3 Ocak 2011 Pazartesi

ZÜMRÜDÜANKA YOLDAŞLIĞI VE MELEZ PRENS (UYARLAMALAR)


Zümrüdüanka Yoldaşlığı :
 
5. filme gelindiğinde durum o kadar absürd bir hâl almaya başladı ki serinin tarihinde ilk defa resmen filmin adı başka, odağı başka bir şey oldu. Sonbahar filmi olarak başlayan seriyi kitapların giderek kalınlaşması ve beyazperdeye aktarılmalarının da iyice meşakkatli hale gelmesi nedeniyle 1.5 sene arayla gösterime sokmaya başlayan WB., yaz dönemine denk gelen bölümlerin sürelerini de sonbahar döneminde gösterime girenlere göre bariz şekilde kısa tutma politikası izliyordu.
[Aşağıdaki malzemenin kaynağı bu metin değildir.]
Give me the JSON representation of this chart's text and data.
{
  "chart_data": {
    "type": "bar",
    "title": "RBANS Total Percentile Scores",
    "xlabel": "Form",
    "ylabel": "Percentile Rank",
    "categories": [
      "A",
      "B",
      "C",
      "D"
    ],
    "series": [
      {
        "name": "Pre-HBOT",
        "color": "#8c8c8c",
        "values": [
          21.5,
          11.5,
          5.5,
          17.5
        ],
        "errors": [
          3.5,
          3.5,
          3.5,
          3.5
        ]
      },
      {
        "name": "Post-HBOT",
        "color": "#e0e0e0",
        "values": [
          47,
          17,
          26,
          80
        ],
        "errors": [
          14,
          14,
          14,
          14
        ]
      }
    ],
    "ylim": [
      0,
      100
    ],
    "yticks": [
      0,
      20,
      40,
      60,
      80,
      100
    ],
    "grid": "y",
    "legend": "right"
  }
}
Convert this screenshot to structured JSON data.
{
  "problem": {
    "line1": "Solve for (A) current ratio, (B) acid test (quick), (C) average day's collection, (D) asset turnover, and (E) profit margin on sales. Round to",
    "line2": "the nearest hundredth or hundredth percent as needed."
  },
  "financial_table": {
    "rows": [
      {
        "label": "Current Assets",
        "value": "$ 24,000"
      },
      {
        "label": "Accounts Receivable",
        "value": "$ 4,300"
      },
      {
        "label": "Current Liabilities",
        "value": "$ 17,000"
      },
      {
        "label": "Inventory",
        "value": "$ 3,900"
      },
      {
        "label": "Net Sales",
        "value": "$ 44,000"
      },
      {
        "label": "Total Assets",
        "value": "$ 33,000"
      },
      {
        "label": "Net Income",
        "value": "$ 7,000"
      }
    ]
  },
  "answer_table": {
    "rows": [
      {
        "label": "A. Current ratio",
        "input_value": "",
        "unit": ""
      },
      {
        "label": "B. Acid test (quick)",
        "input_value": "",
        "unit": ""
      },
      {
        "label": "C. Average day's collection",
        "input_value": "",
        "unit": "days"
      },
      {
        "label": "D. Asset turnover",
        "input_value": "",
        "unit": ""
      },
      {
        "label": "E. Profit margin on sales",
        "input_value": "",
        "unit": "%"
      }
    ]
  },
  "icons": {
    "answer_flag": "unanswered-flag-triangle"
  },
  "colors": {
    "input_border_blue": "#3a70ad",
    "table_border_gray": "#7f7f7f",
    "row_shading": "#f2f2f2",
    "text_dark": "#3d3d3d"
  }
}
Bunca kritik detay barındıran bir kitap serisinin filmleri için şüphesiz ki talihsiz olan bu tutumdan etkilenen ilk film 3. bölüm Azkaban Tutsağı olmuştu. Kitap serinin en kalın kitabı değildi belki ama o sırada filme aktarılan en uzun ve detaylı kitaptı. Buna rağmen serinin en kısa filmi olmuş, kitabın bir sürü önemli detayı senaryonun kıyısından bile geçememişti. Filmi yaz aylarına denk gelen diğer bir bölüm olan 5. kitap ise resmi olarak serinin en uzun, en kalın kitabıydı ve sadece kendi içindeki entrika için değil, ardından gelecek bölümler için de o kadar önemli ipuçları barındırıyordu ki filmin 3. filmden bile kısa tutularak, serinin en kısa filmi olacağı duyurulduğu zaman beklentilerin minimuma indirilmesi gerektiği anlaşıldı. Buna rağmen karşılarında buldukları filmin gelmek üzere olduğunu, 7 yıllık deneyimden sonra uyarlamalara bir nebze olsun alışmış olan seyirciler bile tahmin edememişti.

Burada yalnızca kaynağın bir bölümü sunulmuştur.